Hacker News new | ask | show | jobs
by gfodor 4748 days ago
I posted it above but just to re-iterate if iOS 7 ships where background images render the status bar, text, etc, unreadable due to an obvious "white on white" or "black on black" issue, or at least if this isn't somehow addressed otherwise, then I will (figurtively :)) eat my hat.

I'd argue most of my beef with the armchair commentators is they are making what appear to be deep criticisms of iOS 7 without having actually used it, and without taking into account the fact that it's beta 1. They are shipping a new "letterpress" text treatment in UIKit, my guess is that they will apply this treatment to text if it is sitting on top of a similar-colored background, but probably have not worked out the details yet. I could see it being a reasonable technical and design challenge since you may need to apply a treatment to only part of a glyph. I'd ask the poster what their "duh, so obvious" solution is to their "duh, so obvious" observation. (Note: "leave the status bar alone" is not a valid answer here, since the design goal is to have the content in iOS 7 take up the entire screen. If you have a problem with that decision, argue that point, but realize it has nothing to do with status bars anymore. Even if Apple left this pretty glaring flaw in their design, they may have decided to do so because having content take up the entire screen is worth this cost, and the onus is on the critic to explain why it is not worth it, not that they are too stupid to have noticed this edge case.)
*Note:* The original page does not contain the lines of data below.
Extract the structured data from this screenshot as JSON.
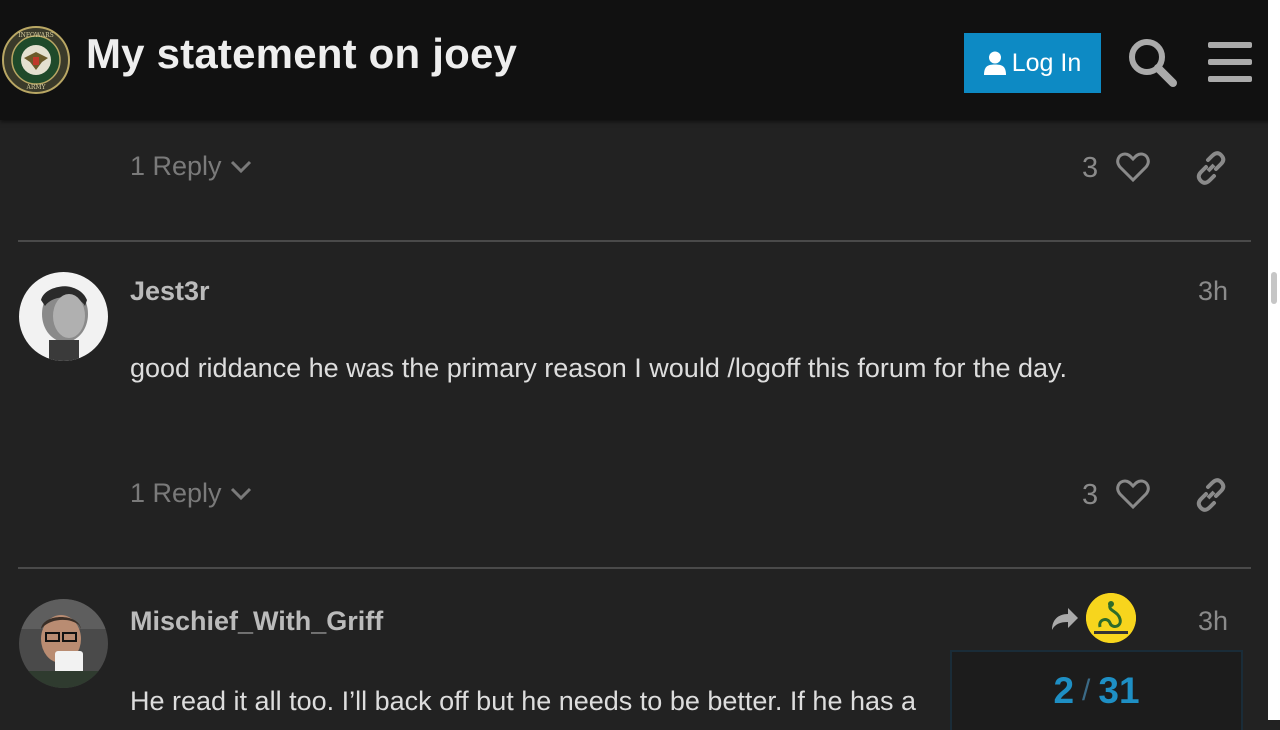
{
  "header": {
    "title": "My statement on joey",
    "login_label": "Log In",
    "logo_icon": "infowars-army-logo-icon",
    "accent_color": "#0d8ac4"
  },
  "posts": [
    {
      "reply_label": "1 Reply",
      "likes": "3"
    },
    {
      "username": "Jest3r",
      "date": "3h",
      "body": "good riddance he was the primary reason I would /logoff this forum for the day.",
      "reply_label": "1 Reply",
      "likes": "3"
    },
    {
      "username": "Mischief_With_Griff",
      "date": "3h",
      "body": "He read it all too. I’ll back off but he needs to be better. If he has a",
      "flair_icon": "gadsden-flag-flair-icon"
    }
  ],
  "progress": {
    "current": "2",
    "separator": "/",
    "total": "31"
  }
}
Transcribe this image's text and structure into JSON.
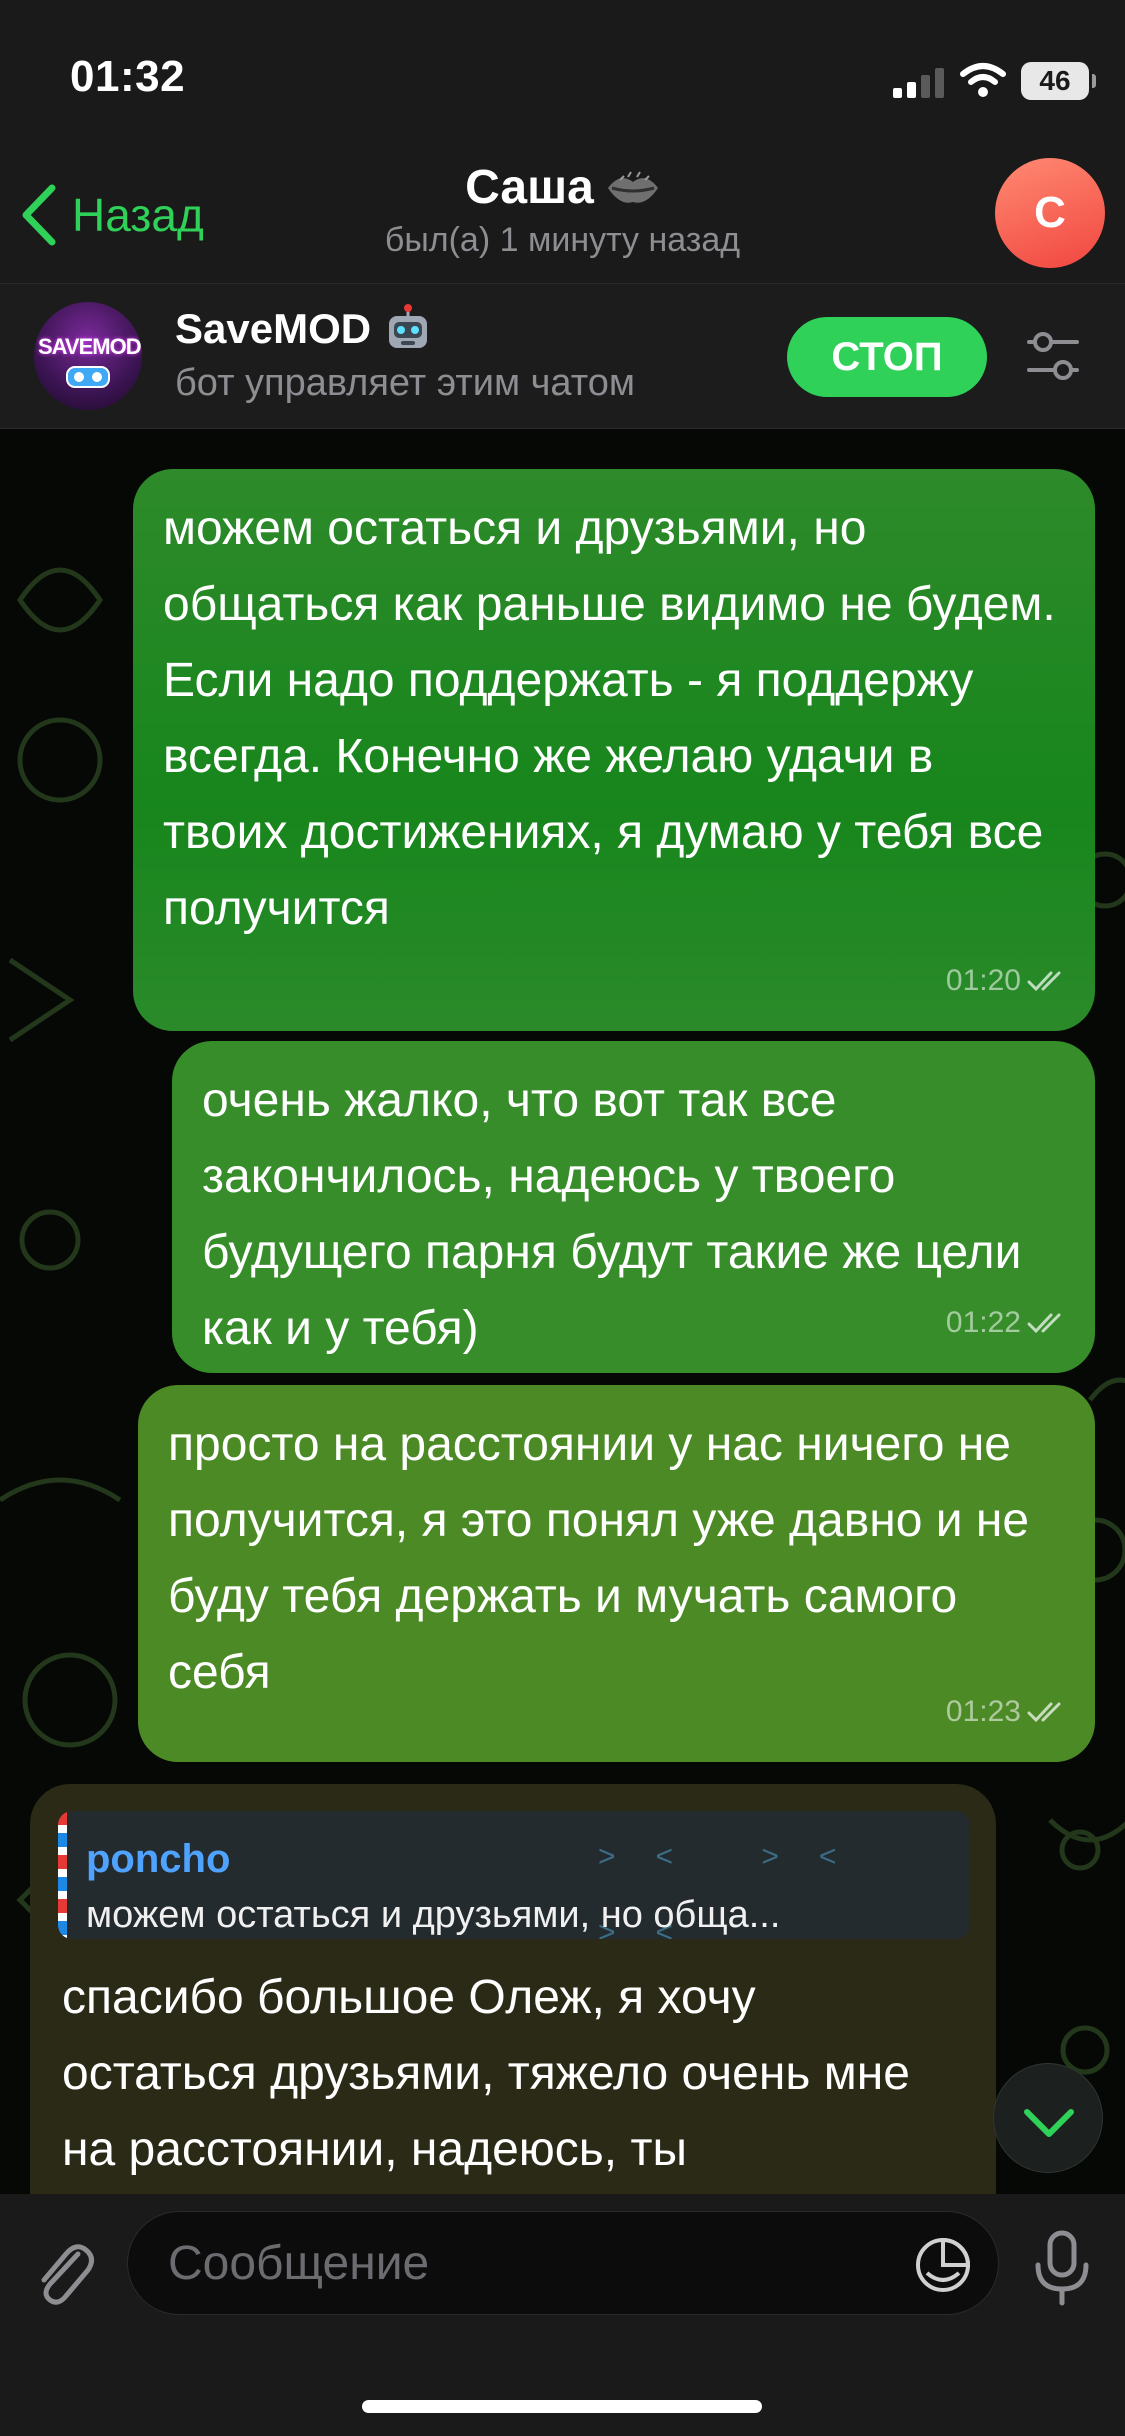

Basically if you see something and it's something that 99% of developers would identify as a potential edge case, you can be sure Apple considered it too and at least made an explicit design decision to deal with it or punt for later betas. If they made an explicit design decision, which is assumed, then you should try to understand that decision and then critique that decision and its tradeoffs beyond Comic-Book-Guy-esque "this is so obvious they are so dumb how could they miss my clever edge case I've discovered." Let's say Apple really do see that white on white is an issue, and actually decided to leave it that way and ignore the case altogether. Why would they do this? At least address this question if you are going to critique the design. The OP assumes it was an oversight, not a design decision or technical debt, which is kind of insulting to Apple designers and engineers.

I would prefer if before starting a complaint about text legibility, colors, contrast, and so on, if people would include a disclaimer of if they have actually based their opinions upon viewing the design on an actual device.